Extrait des P’tits bonheurs
Le tout dans la bonne humeur et « sans souci », avec un côté artisanal qu’il aime bien. « C’est un peu comme ça aussi qu’on a bâti l’album, en binôme avec mon vieux copain David Chiron. On a pris le temps de bien travailler et de satisfaire à ma grande exigence, dont j’ai hérité, je pense, du côté maternel. »
Sa maman, l’icône française Françoise Hardy morte plus tôt cette année, on la sent dans cet album plein de mélancolie qui sait s’attarder aux jolies choses de la vie. Tout comme on reconnaît son papa dans un amour certain pour les jeux de mots, comme dans Katmandou.
« Ça vient aussi des jazzmen, ça, ils sont obsédés par les jeux de mots, à cause du son des mots. Mais évidemment qu’il y a un côté Dutronc que je revendique complètement sur cette chanson qui est rigolote. »
Thomas Dutronc a beau vénérer Hendrix et Brassens, ses deux parents ont « évidemment » une place particulière dans son panthéon personnel. « Mais je n’ai jamais cherché à copier. Je cherche à faire ressentir des émotions aux auditeurs, et j’écris forcément sur ce que j’ai vécu ces dernières années. »
Progrès
Il n’est jamais trop tard n’est pas un disque à la mode : en fait, il y a quelque chose de très intemporel dans les 11 jolies chansons qui y figurent. On sent que le commentaire fait un peu sourire Thomas Dutronc, mais surtout, que ça lui fait bien plaisir.
J’ai envie d’être de mon temps, mais quand j’ai essayé quelques effets sur mon troisième album, ce n’était pas tellement beau. Et puis, on s’en fout, des modes ! On travaille avec notre cœur, on cherche l’émotion, le sourire, la petite larme, le bonheur. Je ne cherche pas à calculer ce qui plaît.
Thomas Dutronc
Lui-même a passé l’été à écouter du Chet Baker, préfère l’album rétro de Bruno Mars et Anderson .Paak à la majorité des productions françaises, sur lesquelles règnent les machines électroniques, même sur scène.
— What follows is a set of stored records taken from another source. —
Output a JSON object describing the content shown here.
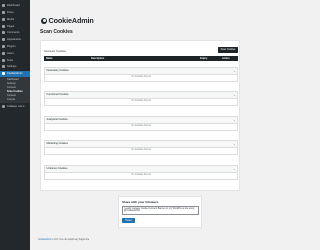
{
  "sidebar": {
    "items": [
      {
        "label": "Dashboard"
      },
      {
        "label": "Posts"
      },
      {
        "label": "Media"
      },
      {
        "label": "Pages"
      },
      {
        "label": "Comments"
      },
      {
        "label": "Appearance"
      },
      {
        "label": "Plugins"
      },
      {
        "label": "Users"
      },
      {
        "label": "Tools"
      },
      {
        "label": "Settings"
      },
      {
        "label": "CookieAdmin"
      }
    ],
    "submenu": [
      "Dashboard",
      "Settings",
      "Consent",
      "Scan Cookies",
      "Consent",
      "License"
    ],
    "collapse_label": "Collapse menu"
  },
  "brand": {
    "name": "CookieAdmin"
  },
  "page_title": "Scan Cookies",
  "card": {
    "label": "Scanned Cookies",
    "scan_button": "Scan Cookies",
    "columns": [
      "Name",
      "Description",
      "Expiry",
      "Action"
    ]
  },
  "groups": [
    {
      "title": "Necessary Cookies",
      "empty": "No Cookies Found"
    },
    {
      "title": "Functional Cookies",
      "empty": "No Cookies Found"
    },
    {
      "title": "Analytical Cookies",
      "empty": "No Cookies Found"
    },
    {
      "title": "Marketing Cookies",
      "empty": "No Cookies Found"
    },
    {
      "title": "Unknown Cookies",
      "empty": "No Cookies Found"
    }
  ],
  "share": {
    "title": "Share with your followers",
    "text": "I easily manage Cookie Consent Banner on my WordPress site using @CookieAdmin",
    "button": "Tweet"
  },
  "footer": {
    "prefix": "",
    "link": "CookieAdmin",
    "rest": " v1.0.1 You can report any bugs here"
  }
}
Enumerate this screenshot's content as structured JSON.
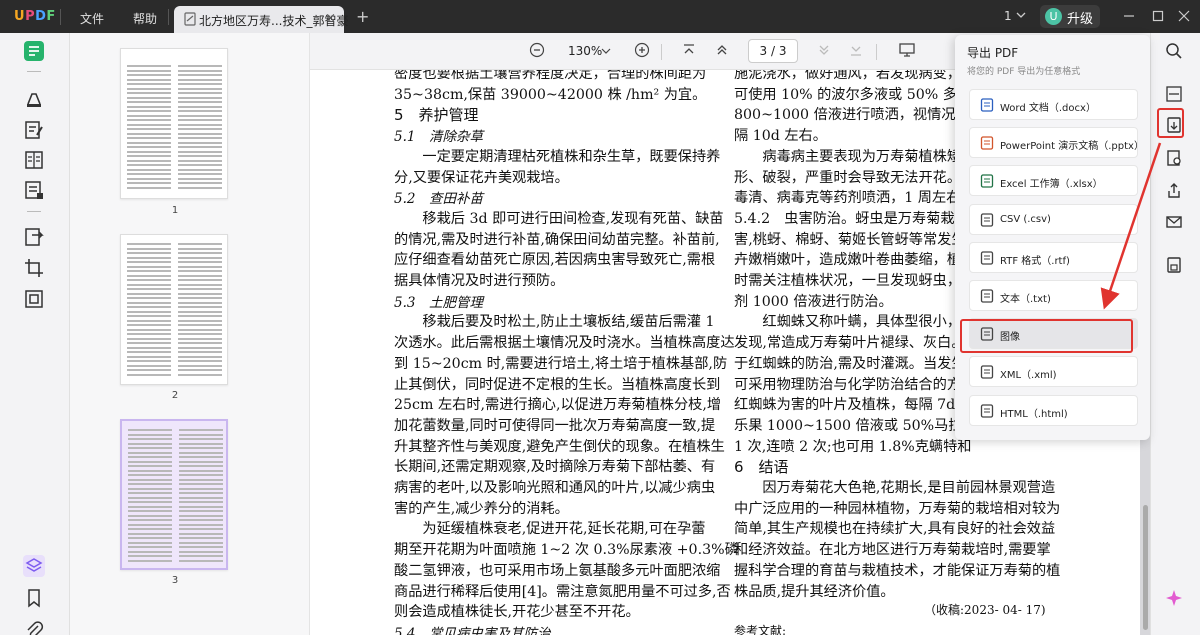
{
  "app": {
    "logo": "UPDF",
    "menu": [
      "文件",
      "帮助"
    ],
    "tab_title": "北方地区万寿...技术_郭智豪",
    "tab_close": "×",
    "tab_add": "+",
    "window_count": "1",
    "avatar_letter": "U",
    "upgrade_label": "升级"
  },
  "toolbar": {
    "zoom": "130%",
    "page_input": "3 / 3"
  },
  "thumbnails": [
    {
      "label": "1",
      "selected": false
    },
    {
      "label": "2",
      "selected": false
    },
    {
      "label": "3",
      "selected": true
    }
  ],
  "export_panel": {
    "title": "导出 PDF",
    "subtitle": "将您的 PDF 导出为任意格式",
    "items": [
      {
        "label": "Word 文档（.docx）",
        "icon": "word-icon",
        "highlighted": false
      },
      {
        "label": "PowerPoint 演示文稿（.pptx）",
        "icon": "powerpoint-icon",
        "highlighted": false
      },
      {
        "label": "Excel 工作簿（.xlsx）",
        "icon": "excel-icon",
        "highlighted": false
      },
      {
        "label": "CSV (.csv)",
        "icon": "csv-icon",
        "highlighted": false
      },
      {
        "label": "RTF 格式（.rtf)",
        "icon": "rtf-icon",
        "highlighted": false
      },
      {
        "label": "文本（.txt)",
        "icon": "text-icon",
        "highlighted": false
      },
      {
        "label": "图像",
        "icon": "image-icon",
        "highlighted": true
      },
      {
        "label": "XML（.xml)",
        "icon": "xml-icon",
        "highlighted": false
      },
      {
        "label": "HTML（.html)",
        "icon": "html-icon",
        "highlighted": false
      }
    ]
  },
  "document": {
    "left_column": [
      {
        "text": "密度也要根据土壤营养程度决定，合理的株间距为",
        "cls": "p"
      },
      {
        "text": "35~38cm,保苗 39000~42000 株 /hm² 为宜。",
        "cls": "p"
      },
      {
        "text": "5　养护管理",
        "cls": "p h1"
      },
      {
        "text": "5.1　清除杂草",
        "cls": "p h2"
      },
      {
        "text": "　　一定要定期清理枯死植株和杂生草，既要保持养",
        "cls": "p"
      },
      {
        "text": "分,又要保证花卉美观栽培。",
        "cls": "p"
      },
      {
        "text": "5.2　查田补苗",
        "cls": "p h2"
      },
      {
        "text": "　　移栽后 3d 即可进行田间检查,发现有死苗、缺苗",
        "cls": "p"
      },
      {
        "text": "的情况,需及时进行补苗,确保田间幼苗完整。补苗前,",
        "cls": "p"
      },
      {
        "text": "应仔细查看幼苗死亡原因,若因病虫害导致死亡,需根",
        "cls": "p"
      },
      {
        "text": "据具体情况及时进行预防。",
        "cls": "p"
      },
      {
        "text": "5.3　土肥管理",
        "cls": "p h2"
      },
      {
        "text": "　　移栽后要及时松土,防止土壤板结,缓苗后需灌 1",
        "cls": "p"
      },
      {
        "text": "次透水。此后需根据土壤情况及时浇水。当植株高度达",
        "cls": "p"
      },
      {
        "text": "到 15~20cm 时,需要进行培土,将土培于植株基部,防",
        "cls": "p"
      },
      {
        "text": "止其倒伏，同时促进不定根的生长。当植株高度长到",
        "cls": "p"
      },
      {
        "text": "25cm 左右时,需进行摘心,以促进万寿菊植株分枝,增",
        "cls": "p"
      },
      {
        "text": "加花蕾数量,同时可使得同一批次万寿菊高度一致,提",
        "cls": "p"
      },
      {
        "text": "升其整齐性与美观度,避免产生倒伏的现象。在植株生",
        "cls": "p"
      },
      {
        "text": "长期间,还需定期观察,及时摘除万寿菊下部枯萎、有",
        "cls": "p"
      },
      {
        "text": "病害的老叶,以及影响光照和通风的叶片,以减少病虫",
        "cls": "p"
      },
      {
        "text": "害的产生,减少养分的消耗。",
        "cls": "p"
      },
      {
        "text": "　　为延缓植株衰老,促进开花,延长花期,可在孕蕾",
        "cls": "p"
      },
      {
        "text": "期至开花期为叶面喷施 1~2 次 0.3%尿素液 +0.3%磷",
        "cls": "p"
      },
      {
        "text": "酸二氢钾液，也可采用市场上氨基酸多元叶面肥浓缩",
        "cls": "p"
      },
      {
        "text": "商品进行稀释后使用[4]。需注意氮肥用量不可过多,否",
        "cls": "p"
      },
      {
        "text": "则会造成植株徒长,开花少甚至不开花。",
        "cls": "p"
      },
      {
        "text": "5.4　常见病虫害及其防治",
        "cls": "p h2"
      }
    ],
    "right_column": [
      {
        "text": "施泥浇水，做好通风，若发现病变，应及",
        "cls": "p"
      },
      {
        "text": "可使用 10% 的波尔多液或 50% 多菌",
        "cls": "p"
      },
      {
        "text": "800~1000 倍液进行喷洒，视情况喷洒",
        "cls": "p"
      },
      {
        "text": "隔 10d 左右。",
        "cls": "p"
      },
      {
        "text": "　　病毒病主要表现为万寿菊植株矮小",
        "cls": "p"
      },
      {
        "text": "形、破裂，严重时会导致无法开花。可",
        "cls": "p"
      },
      {
        "text": "毒清、病毒克等药剂喷洒，1 周左右喷 1",
        "cls": "p"
      },
      {
        "text": "5.4.2　虫害防治。蚜虫是万寿菊栽培过",
        "cls": "p"
      },
      {
        "text": "害,桃蚜、棉蚜、菊姬长管蚜等常发生于",
        "cls": "p"
      },
      {
        "text": "卉嫩梢嫩叶，造成嫩叶卷曲萎缩，植株",
        "cls": "p"
      },
      {
        "text": "时需关注植株状况，一旦发现蚜虫，宜",
        "cls": "p"
      },
      {
        "text": "剂 1000 倍液进行防治。",
        "cls": "p"
      },
      {
        "text": "　　红蜘蛛又称叶螨，具体型很小，不",
        "cls": "p"
      },
      {
        "text": "发现,常造成万寿菊叶片褪绿、灰白。",
        "cls": "p"
      },
      {
        "text": "于红蜘蛛的防治,需及时灌溉。当发生",
        "cls": "p"
      },
      {
        "text": "可采用物理防治与化学防治结合的方法",
        "cls": "p"
      },
      {
        "text": "红蜘蛛为害的叶片及植株，每隔 7d",
        "cls": "p"
      },
      {
        "text": "乐果 1000~1500 倍液或 50%马拉硫磷",
        "cls": "p"
      },
      {
        "text": "1 次,连喷 2 次;也可用 1.8%克螨特和",
        "cls": "p"
      },
      {
        "text": "6　结语",
        "cls": "p h1"
      },
      {
        "text": "　　因万寿菊花大色艳,花期长,是目前园林景观营造",
        "cls": "p"
      },
      {
        "text": "中广泛应用的一种园林植物，万寿菊的栽培相对较为",
        "cls": "p"
      },
      {
        "text": "简单,其生产规模也在持续扩大,具有良好的社会效益",
        "cls": "p"
      },
      {
        "text": "和经济效益。在北方地区进行万寿菊栽培时,需要掌",
        "cls": "p"
      },
      {
        "text": "握科学合理的育苗与栽植技术，才能保证万寿菊的植",
        "cls": "p"
      },
      {
        "text": "株品质,提升其经济价值。",
        "cls": "p"
      },
      {
        "text": "（收稿:2023- 04- 17)",
        "cls": "p small received"
      },
      {
        "text": "参考文献:",
        "cls": "p small refs"
      }
    ]
  },
  "colors": {
    "accent": "#7d5cf0",
    "highlight_red": "#e0342f",
    "titlebar": "#2b2b2b"
  }
}
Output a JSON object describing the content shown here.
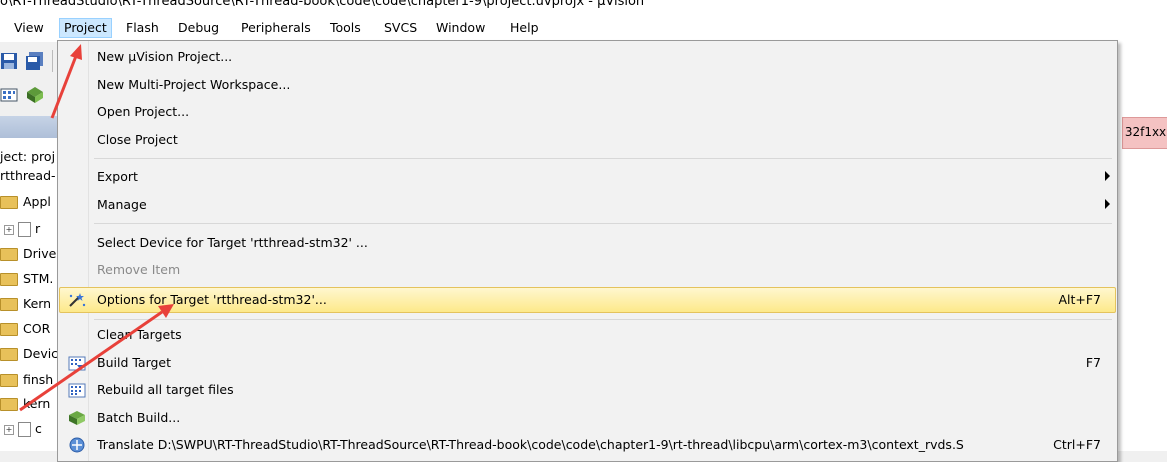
{
  "title": "o\\RT-ThreadStudio\\RT-ThreadSource\\RT-Thread-book\\code\\code\\chapter1-9\\project.uvprojx - µVision",
  "menubar": [
    {
      "label": "View"
    },
    {
      "label": "Project"
    },
    {
      "label": "Flash"
    },
    {
      "label": "Debug"
    },
    {
      "label": "Peripherals"
    },
    {
      "label": "Tools"
    },
    {
      "label": "SVCS"
    },
    {
      "label": "Window"
    },
    {
      "label": "Help"
    }
  ],
  "left_pane": {
    "project_label": "ject: proj",
    "target_label": "rtthread-",
    "rows": [
      {
        "text": "Appl",
        "kind": "folder"
      },
      {
        "text": "r",
        "kind": "file"
      },
      {
        "text": "Drive",
        "kind": "folder"
      },
      {
        "text": "STM.",
        "kind": "folder"
      },
      {
        "text": "Kern",
        "kind": "folder"
      },
      {
        "text": "COR",
        "kind": "folder"
      },
      {
        "text": "Devic",
        "kind": "folder"
      },
      {
        "text": "finsh",
        "kind": "folder"
      },
      {
        "text": "kern",
        "kind": "folder"
      },
      {
        "text": "c",
        "kind": "file"
      }
    ]
  },
  "right_tab": "32f1xx",
  "project_menu": {
    "items": [
      {
        "label": "New µVision Project...",
        "shortcut": "",
        "submenu": false,
        "disabled": false,
        "icon": ""
      },
      {
        "label": "New Multi-Project Workspace...",
        "shortcut": "",
        "submenu": false,
        "disabled": false,
        "icon": ""
      },
      {
        "label": "Open Project...",
        "shortcut": "",
        "submenu": false,
        "disabled": false,
        "icon": ""
      },
      {
        "label": "Close Project",
        "shortcut": "",
        "submenu": false,
        "disabled": false,
        "icon": ""
      },
      {
        "label": "Export",
        "shortcut": "",
        "submenu": true,
        "disabled": false,
        "icon": ""
      },
      {
        "label": "Manage",
        "shortcut": "",
        "submenu": true,
        "disabled": false,
        "icon": ""
      },
      {
        "label": "Select Device for Target 'rtthread-stm32' ...",
        "shortcut": "",
        "submenu": false,
        "disabled": false,
        "icon": ""
      },
      {
        "label": "Remove Item",
        "shortcut": "",
        "submenu": false,
        "disabled": true,
        "icon": ""
      },
      {
        "label": "Options for Target 'rtthread-stm32'...",
        "shortcut": "Alt+F7",
        "submenu": false,
        "disabled": false,
        "highlighted": true,
        "icon": "options-wand-icon"
      },
      {
        "label": "Clean Targets",
        "shortcut": "",
        "submenu": false,
        "disabled": false,
        "icon": ""
      },
      {
        "label": "Build Target",
        "shortcut": "F7",
        "submenu": false,
        "disabled": false,
        "icon": "build-icon"
      },
      {
        "label": "Rebuild all target files",
        "shortcut": "",
        "submenu": false,
        "disabled": false,
        "icon": "rebuild-icon"
      },
      {
        "label": "Batch Build...",
        "shortcut": "",
        "submenu": false,
        "disabled": false,
        "icon": "batch-build-icon"
      },
      {
        "label": "Translate D:\\SWPU\\RT-ThreadStudio\\RT-ThreadSource\\RT-Thread-book\\code\\code\\chapter1-9\\rt-thread\\libcpu\\arm\\cortex-m3\\context_rvds.S",
        "shortcut": "Ctrl+F7",
        "submenu": false,
        "disabled": false,
        "icon": "translate-icon"
      }
    ]
  },
  "colors": {
    "highlight": "#fde98a",
    "annotation_arrow": "#e8413a",
    "active_menu": "#cce8ff"
  }
}
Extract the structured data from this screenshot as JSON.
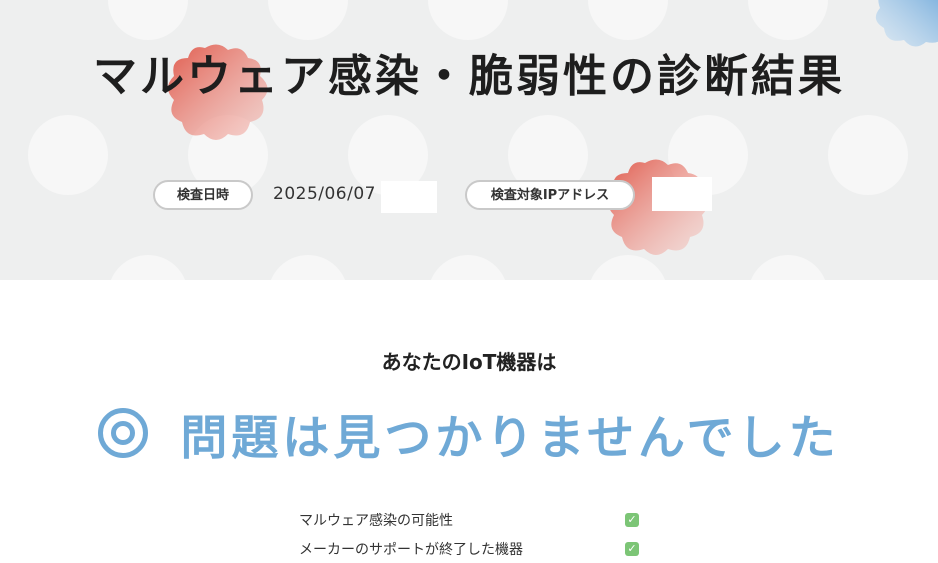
{
  "hero": {
    "title": "マルウェア感染・脆弱性の診断結果",
    "date_label": "検査日時",
    "date_value": "2025/06/07",
    "ip_label": "検査対象IPアドレス",
    "ip_value": ""
  },
  "result": {
    "subtitle": "あなたのIoT機器は",
    "icon": "double-circle-icon",
    "message": "問題は見つかりませんでした"
  },
  "checks": [
    {
      "label": "マルウェア感染の可能性",
      "icon": "checkmark-icon",
      "status": "ok"
    },
    {
      "label": "メーカーのサポートが終了した機器",
      "icon": "checkmark-icon",
      "status": "ok"
    }
  ],
  "colors": {
    "hero_background": "#eeefef",
    "accent_blue": "#6fa9d6",
    "blob_red": "#e05a4c",
    "check_green": "#7cc576"
  }
}
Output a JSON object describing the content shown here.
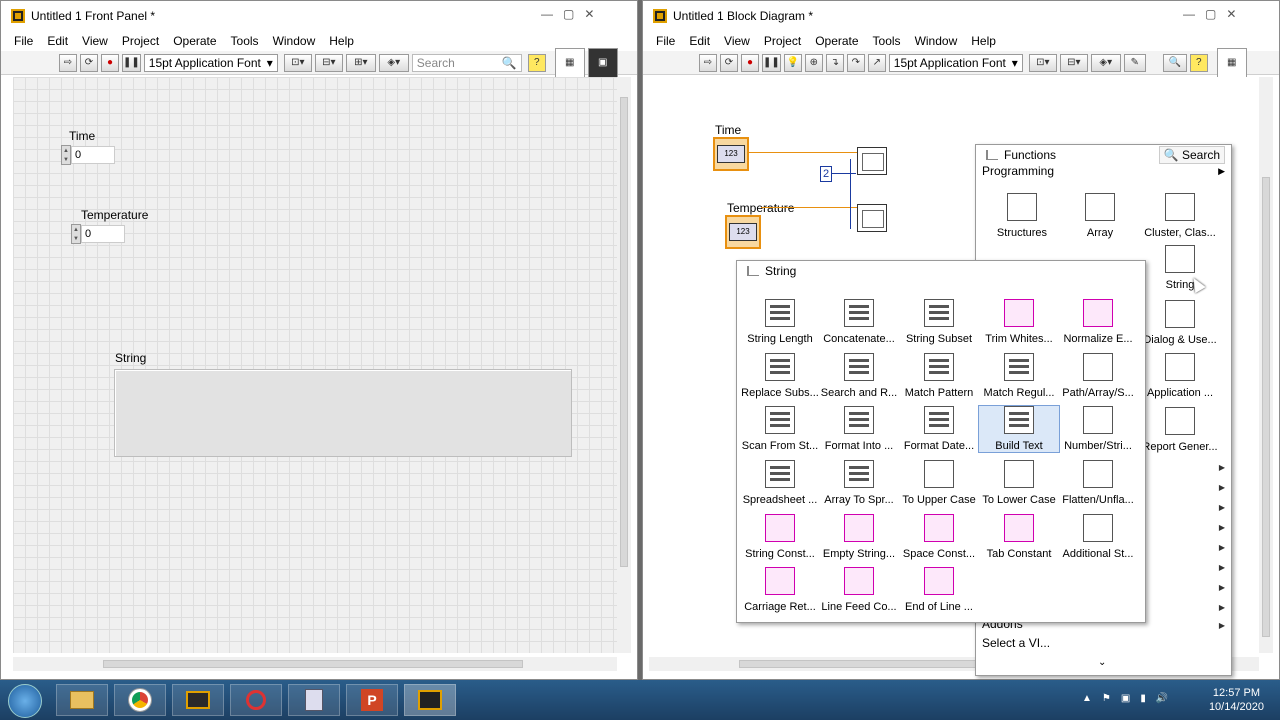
{
  "front_panel": {
    "title": "Untitled 1 Front Panel *",
    "menu": [
      "File",
      "Edit",
      "View",
      "Project",
      "Operate",
      "Tools",
      "Window",
      "Help"
    ],
    "font_select": "15pt Application Font",
    "search_placeholder": "Search",
    "controls": {
      "time_label": "Time",
      "time_value": "0",
      "temperature_label": "Temperature",
      "temperature_value": "0",
      "string_label": "String"
    }
  },
  "block_diagram": {
    "title": "Untitled 1 Block Diagram *",
    "menu": [
      "File",
      "Edit",
      "View",
      "Project",
      "Operate",
      "Tools",
      "Window",
      "Help"
    ],
    "font_select": "15pt Application Font",
    "time_label": "Time",
    "temperature_label": "Temperature",
    "constant_value": "2",
    "terminal_text": "123"
  },
  "functions_palette": {
    "title": "Functions",
    "search_label": "Search",
    "category": "Programming",
    "items": [
      "Structures",
      "Array",
      "Cluster, Clas...",
      "",
      "",
      "String",
      "",
      "",
      "Dialog & Use...",
      "",
      "",
      "Application ...",
      "",
      "",
      "Report Gener..."
    ],
    "lower_items": [
      "Addons",
      "Select a VI..."
    ]
  },
  "string_palette": {
    "title": "String",
    "items": [
      [
        "String Length",
        "Concatenate...",
        "String Subset",
        "Trim Whites...",
        "Normalize E..."
      ],
      [
        "Replace Subs...",
        "Search and R...",
        "Match Pattern",
        "Match Regul...",
        "Path/Array/S..."
      ],
      [
        "Scan From St...",
        "Format Into ...",
        "Format Date...",
        "Build Text",
        "Number/Stri..."
      ],
      [
        "Spreadsheet ...",
        "Array To Spr...",
        "To Upper Case",
        "To Lower Case",
        "Flatten/Unfla..."
      ],
      [
        "String Const...",
        "Empty String...",
        "Space Const...",
        "Tab Constant",
        "Additional St..."
      ],
      [
        "Carriage Ret...",
        "Line Feed Co...",
        "End of Line ..."
      ]
    ]
  },
  "taskbar": {
    "time": "12:57 PM",
    "date": "10/14/2020"
  }
}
Il a lui-même choisi d’aller à contre-courant et partira en tournée avec huit musiciens.
« On ne va pas faire des solos de jazz chiants, mais il y aura des échanges, des prises de risque. De la vie, quoi. »
L’auteur-compositeur-interprète estime qu’il a monté la barre haut avec ce nouvel album. « J’ai fait des progrès en chant, en écriture, comme parolier, pour les arrangements… », dit Thomas Dutronc, qui croit qu’une bonne chanson rend « riche intérieurement », surtout si on fait son travail avec humilité et persévérance. Et il est fier du résultat.
« On a réuni de la fraîcheur et de la profondeur, sans que ce soit trop typé swing manouche. Chaque chanson a quelque chose, mais je crois qu’une des forces de l’album, ce sont les mélodies. » Jamais, dit-il, il ne pourrait chanter des choses « mélodiquement trop faibles ».
Extrait de Larguez les amours
« Parfois, ce qu’on entend dans les tops, on sent que l’amour de la mélodie, tout le monde ne l’a pas autant que moi. Après, on peut faire de belles mélodies et tout le monde s’en fout ! Mais en tout cas, il y a de belles mélodies. »
Il rit. Justement, que souhaite-t-il à cet album ? « J’espère qu’il va marcher, qu’il y aura un peu de bouche à oreille. J’aimerais qu’il cartonne comme le premier, ça me ferait plaisir. J’ai passé une étape sur ce disque, alors j’aimerais la passer avec le grand public aussi. C’est mérité, je trouve. »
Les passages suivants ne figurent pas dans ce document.